ŽEl principio de MillŽ, Josep Maria Ruiz Simon.

Karl Popper, cuyo nombre muchos liberales de boquilla toman en vano, lo llamaba el principio de Mill. Y puede resumirse así: los poderes públicos no pueden obligar legítimamente a nadie a hacer algo o a abstenerse de hacerlo porque consideren que eso es lo mejor para él; el único objetivo que justifica la intervención en la libertad de acción de cualquier miembro adulto de una comunidad civilizada es evitar que perjudique a los demás. Este principio, que John Stuart Mill propuso en 1858 en su obra Sobre la libertad, entronca con las consideraciones puestas en circulación por Kant en un opúsculo de título impagable: En torno al tópico: Tal vez eso sea correcto en teoría, pero no sirve para la práctica (1793). Sostiene ahí Kant que, mientras no perjudique a terceros, le es lícito a cada uno buscar la felicidad por el camino que le parezca y que un Estado que, pretendiendo ser benévolo, se salta esta norma cae en el despotismo. El filósofo de Königsberg describía como paternalista este tipo de gobierno en el que los súbditos deben acatar, como niños incapaces de distinguir entre lo que les beneficia y lo que les perjudica, el juicio de los gobernantes sobre lo que es su bien y lo que es su mal. El principio de Mill y el planteamiento de Kant recuerdan algunas cosas que suelen olvidar quienes, a propósito de la burka y el niqab, hablan, instrumentalmente o no, de la dignidad de la mujer.
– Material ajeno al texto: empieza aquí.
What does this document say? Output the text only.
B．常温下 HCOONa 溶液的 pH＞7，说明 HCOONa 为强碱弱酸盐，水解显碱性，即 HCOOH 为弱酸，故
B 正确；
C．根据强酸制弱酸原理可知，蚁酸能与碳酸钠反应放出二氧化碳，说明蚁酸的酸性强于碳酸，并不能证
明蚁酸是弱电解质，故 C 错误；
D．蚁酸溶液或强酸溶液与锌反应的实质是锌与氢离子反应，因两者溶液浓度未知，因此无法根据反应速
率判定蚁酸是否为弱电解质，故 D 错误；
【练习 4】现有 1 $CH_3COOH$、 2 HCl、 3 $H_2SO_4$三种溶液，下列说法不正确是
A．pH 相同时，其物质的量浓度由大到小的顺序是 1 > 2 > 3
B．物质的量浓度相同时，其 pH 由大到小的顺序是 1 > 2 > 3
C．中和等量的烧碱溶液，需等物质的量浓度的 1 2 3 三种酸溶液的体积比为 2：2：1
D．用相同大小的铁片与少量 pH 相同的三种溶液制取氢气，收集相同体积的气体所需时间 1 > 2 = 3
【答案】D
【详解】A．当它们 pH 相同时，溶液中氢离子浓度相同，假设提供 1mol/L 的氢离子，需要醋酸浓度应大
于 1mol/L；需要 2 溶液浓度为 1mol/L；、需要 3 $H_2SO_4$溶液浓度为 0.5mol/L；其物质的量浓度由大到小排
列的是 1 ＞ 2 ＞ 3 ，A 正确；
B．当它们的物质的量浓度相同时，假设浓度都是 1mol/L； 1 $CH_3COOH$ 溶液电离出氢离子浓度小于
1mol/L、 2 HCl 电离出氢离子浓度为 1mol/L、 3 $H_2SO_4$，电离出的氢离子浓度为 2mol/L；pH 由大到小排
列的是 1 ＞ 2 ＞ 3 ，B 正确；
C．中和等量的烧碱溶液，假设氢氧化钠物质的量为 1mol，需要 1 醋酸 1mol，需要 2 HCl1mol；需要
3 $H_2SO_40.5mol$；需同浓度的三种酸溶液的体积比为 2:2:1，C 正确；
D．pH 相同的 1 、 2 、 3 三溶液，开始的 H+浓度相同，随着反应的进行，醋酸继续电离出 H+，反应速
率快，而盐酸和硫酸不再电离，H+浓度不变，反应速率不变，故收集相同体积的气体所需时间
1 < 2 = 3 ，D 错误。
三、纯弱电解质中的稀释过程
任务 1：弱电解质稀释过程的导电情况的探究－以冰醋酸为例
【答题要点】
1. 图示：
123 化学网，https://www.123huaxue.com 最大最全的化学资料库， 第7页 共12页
Una mujer puede vestir con una indumentaria que la oculte de manera voluntaria o forzada. De igual manera, una mujer puede vestir con una indumentaria que no la oculte por su voluntad o contra ella. De acuerdo con el principio de Mill, el Estado sólo debería intervenir, en ambas ocasiones, en el segundo caso. La distancia entre los talibanes afganos que decían defender la dignidad de las mujeres obligándolas a ocultarse contra su voluntad y los políticos o columnistas de por aquí que pretenden defenderla prohibiendo también la ocultación voluntaria es mucho menor de lo que pudiera parecer. Los primeros tratan a las mujeres que no querrían llevar burka o niqab de la misma manera que los segundos a las que quieren llevarlas. En ambos casos, se trata a las mujeres implicadas denigrantemente, como personas incapaces de pensar y elegir por sí mismas, como menores de edad no aptas para decidir dónde radica su dignidad o para practicar como les plazca, si quieren estúpidamente, al igual que el resto de población, la libertad indumentaria. Puestos a buscar excusas para jugar al populismo, la de la seguridad (que alude a daños a terceros) es si no la más creíble sí la más presentable. Muchos liberales de boquilla harían bien en acordarse de vez en cuando del principio de Mill. Si lo hicieran, tal vez podrían decir algo con sentido cuando, citando a Popper, hablan de la sociedad abierta y sus enemigos. Argumentar como un talibán no es la mejor manera de defender la sociedad abierta.